What a whirlwind and fabulous first week of being 50! I partied and danced with friends on Sunday, jumped on a boat and into the sea on Monday, rode in the sunshine Tuesday, shopped for a client in London on Wednesday then rocked the Albert Hall, London shop research on Thursday, then back home at my desk and dressage competition today, Friday! Woohoo!
There was a certain happy buzz around London this week as it basked in 20-degree sunshine with cloudless blue skies. Summer is not over in the city yet. However, the shops felt deserted whilst the outdoor cafes and restaurants were alive. It’s a tough world in retail. There was more staff than customers in almost every shop I went into, apart from Zara. So what is Zara doing right that the other retailers need to follow, or potentially find themselves sliding down the slippery slope of extinction like many other fashion retailers currently?
Zara’s has two major drops of new styles every week. Remerchandising floor stock means that when you walk into the same store only two weeks later, it feels like another whole new range needs to be explored, encouraging the consumer to buy now or it will be gone. But it is more than this that keeps the Zara loyalty running high. The price point for the quality of the clothes and accessories is pretty consistent and I believe this is what has made Zara the huge success it has become. Not just because they are at the cheaper end of the scale, but because their garments are mostly made reasonably well, from reasonable quality fabrics in relation to the price point. Shopping in H&M the price points are similar but finding quality items is much more of a needle in a haystack type operation.
The largest competition to the High Street is however online shopping. With giants of e-commerce such as Amazon joining the competition and making big bold steps into fashion retail, there are more dark clouds for physical stores. But I don’t believe it’s a gloomy outlook for physical shops, but only if they adjust their offer from selling cheap volume to selling value and experience. Women will continue to shop for convenience from online, but nothing replaces being able to touch and see the items in reality. We are curious creatures, we like experiences and discovering new things. As humans we are pleasure seekers and who doesn’t like that dopamine high our new purchase brings or simply that good fuzzy feeling of contentment with our choices? Shopping is also a social affair, connecting friends or enhancing mothers and daughter bonds.
Online shopping removes all of that as well as the ability for our senses to touch or feel our purchase. It becomes about the ease of check out, the speed of delivery and less about the clothes. How many of you are old enough to remember the early Next Directory catalogues which came with little swatches of fabrics alongside the glossy images of hope when wearing the dreamy clothing all laid out on luxury paper in front of our eyes?

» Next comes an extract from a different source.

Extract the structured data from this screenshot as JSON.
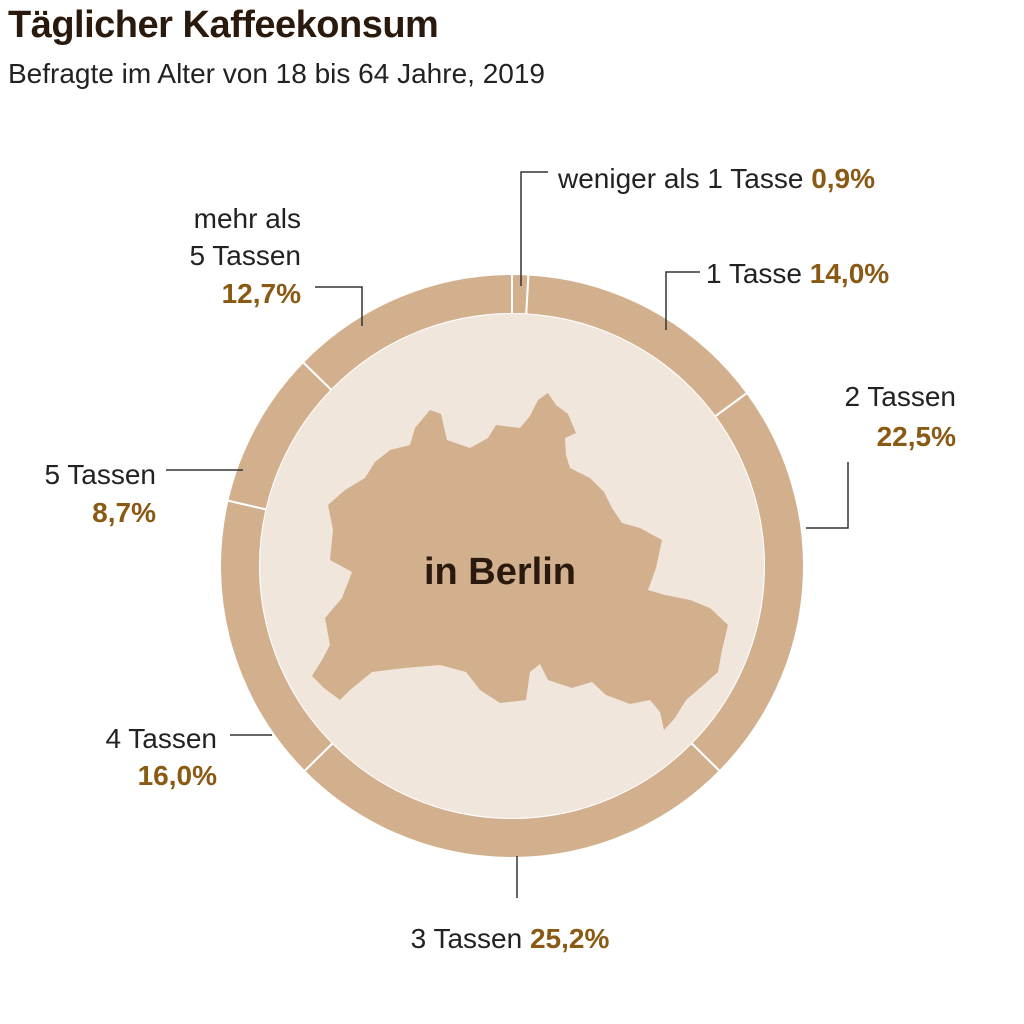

I loved living in Antwerp and shopping there. When the new season collections arrived there was always coffee brewing, champagne or water offered to you as you browsed. It wasn’t a rushed or frenzied approach. It was considered and joyful in tasteful stores with passionate, knowledgeable staff.
Just like restaurants continue to draw a crowd when the product, service, and ambiance are right, bring on wonderful store experiences with quality clothes and the High Street really could blossom again.